A very worthy cause. Deadline is May 29th. Please donate if you can. Anything can help.

The Kitsap Forest & Bay Project is nearing the end of an online campaign to “Save Grovers Creek Preserve” by raising money towards the purchase of over 200 acres of ancient trees, wetlands, and salmon stream in North Kitsap County. The campaign, which ends on May 29, can be found online at


With four days to go, just over $15,000 separates the Kitsap Forest & Bay Project from its goal of conserving this crucial property on the west side of Puget Sound. The online campaign is the last step in a multi-year fundraising effort that began in 2012, which has now raised over $1.9 million. Funding has come from various sources, including state grants, Kitsap Forest & Bay partner organizations, and individual donations ranging in size from $10 to $200,000.

Not only is Grovers Creek Preserve a magical place of big trees and bears, it is a critical link in in the future Sound to Olympics Trail that is envisioned to span the Kitsap Peninsula. With its location at the center of the Kitsap Forest & Bay Project, Grovers Creek Preserve is an important piece of the community’s dream for a regional trail, like Burke-Gilman Trail and Olympic Discovery Trail.

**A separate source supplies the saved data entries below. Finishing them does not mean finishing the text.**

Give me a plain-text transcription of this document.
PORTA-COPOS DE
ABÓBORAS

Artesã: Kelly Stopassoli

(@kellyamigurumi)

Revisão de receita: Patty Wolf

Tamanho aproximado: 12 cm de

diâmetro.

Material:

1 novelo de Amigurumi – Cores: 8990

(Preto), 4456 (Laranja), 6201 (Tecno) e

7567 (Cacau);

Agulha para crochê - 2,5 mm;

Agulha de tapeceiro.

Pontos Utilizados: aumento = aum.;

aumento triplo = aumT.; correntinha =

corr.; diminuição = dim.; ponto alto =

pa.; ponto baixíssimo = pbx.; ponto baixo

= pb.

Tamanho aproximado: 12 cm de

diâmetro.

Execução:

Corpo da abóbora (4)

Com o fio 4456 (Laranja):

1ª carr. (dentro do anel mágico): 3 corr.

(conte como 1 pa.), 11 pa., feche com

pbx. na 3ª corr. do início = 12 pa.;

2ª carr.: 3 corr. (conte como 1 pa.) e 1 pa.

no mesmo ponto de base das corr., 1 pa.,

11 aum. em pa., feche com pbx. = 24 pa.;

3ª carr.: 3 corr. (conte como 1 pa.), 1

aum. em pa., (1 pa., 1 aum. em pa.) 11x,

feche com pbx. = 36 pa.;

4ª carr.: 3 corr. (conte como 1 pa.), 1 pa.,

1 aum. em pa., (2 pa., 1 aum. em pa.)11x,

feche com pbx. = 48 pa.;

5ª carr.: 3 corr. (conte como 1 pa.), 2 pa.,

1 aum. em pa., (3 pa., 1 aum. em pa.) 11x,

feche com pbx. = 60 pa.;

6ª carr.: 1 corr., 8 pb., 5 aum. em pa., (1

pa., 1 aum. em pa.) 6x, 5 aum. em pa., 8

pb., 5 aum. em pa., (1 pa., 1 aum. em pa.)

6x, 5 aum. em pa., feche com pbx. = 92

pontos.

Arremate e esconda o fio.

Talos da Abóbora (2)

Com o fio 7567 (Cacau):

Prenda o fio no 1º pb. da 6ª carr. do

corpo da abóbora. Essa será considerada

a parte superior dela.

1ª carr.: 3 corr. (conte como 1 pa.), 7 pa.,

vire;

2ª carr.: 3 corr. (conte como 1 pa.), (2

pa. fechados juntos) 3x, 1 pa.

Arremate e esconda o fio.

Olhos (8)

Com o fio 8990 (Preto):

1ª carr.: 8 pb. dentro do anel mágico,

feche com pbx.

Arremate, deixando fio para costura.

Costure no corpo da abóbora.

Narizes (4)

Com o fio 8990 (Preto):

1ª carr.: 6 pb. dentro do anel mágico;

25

“Imagine riding your bike from Kingston all the way to the Port Gamble Trails through the beautiful forests,” mused Brian Kilpatrick, President of Evergreen Mountain Bike Alliance, West Sound Chapter. “That’s the dream of our community.”

“Linking our parks together with trails creates an unparalleled outdoor experience that will be lost if we don’t keep Grovers Creek from being developed,” continued Kilpatrick. “Obtaining the Grovers Creek Preserve will achieve two meaningful goals—protecting an important wetland and providing for a critical regional trail route,” added Evan Stoll, President of North Kitsap Trails Association.

“We really need the community’s help to make the Grovers Creek Preserve a reality,” said Sandra Staples-Bortner, Executive Director, Great Peninsula Conservancy. “We are so incredibly close to our goal. If funds fall short, we won’t be able to purchase the whole property.”

“Over the years, so many people have been supportive of the mission of the Kitsap Forest & Bay Project and expressed a desire to help,” said Sandra Bullock, President- Elect of Kitsap Audubon Society. “We need those people now—any donation, of any size, helps and matters. We are grateful for it all.”

The Kitsap Forest & Bay Project is an effort by Kitsap County, Port Gamble S’Klallam Tribe, Suquamish Tribe, Forterra, Great Peninsula Conservancy, Pope Resources, and many community partners to conserve 6,700 acres of forest and shoreline owned by Pope Resources around Port Gamble Bay on the western shore of Washington’s Puget Sound. To date, the Project has protected 1,100 acres in North Kitsap.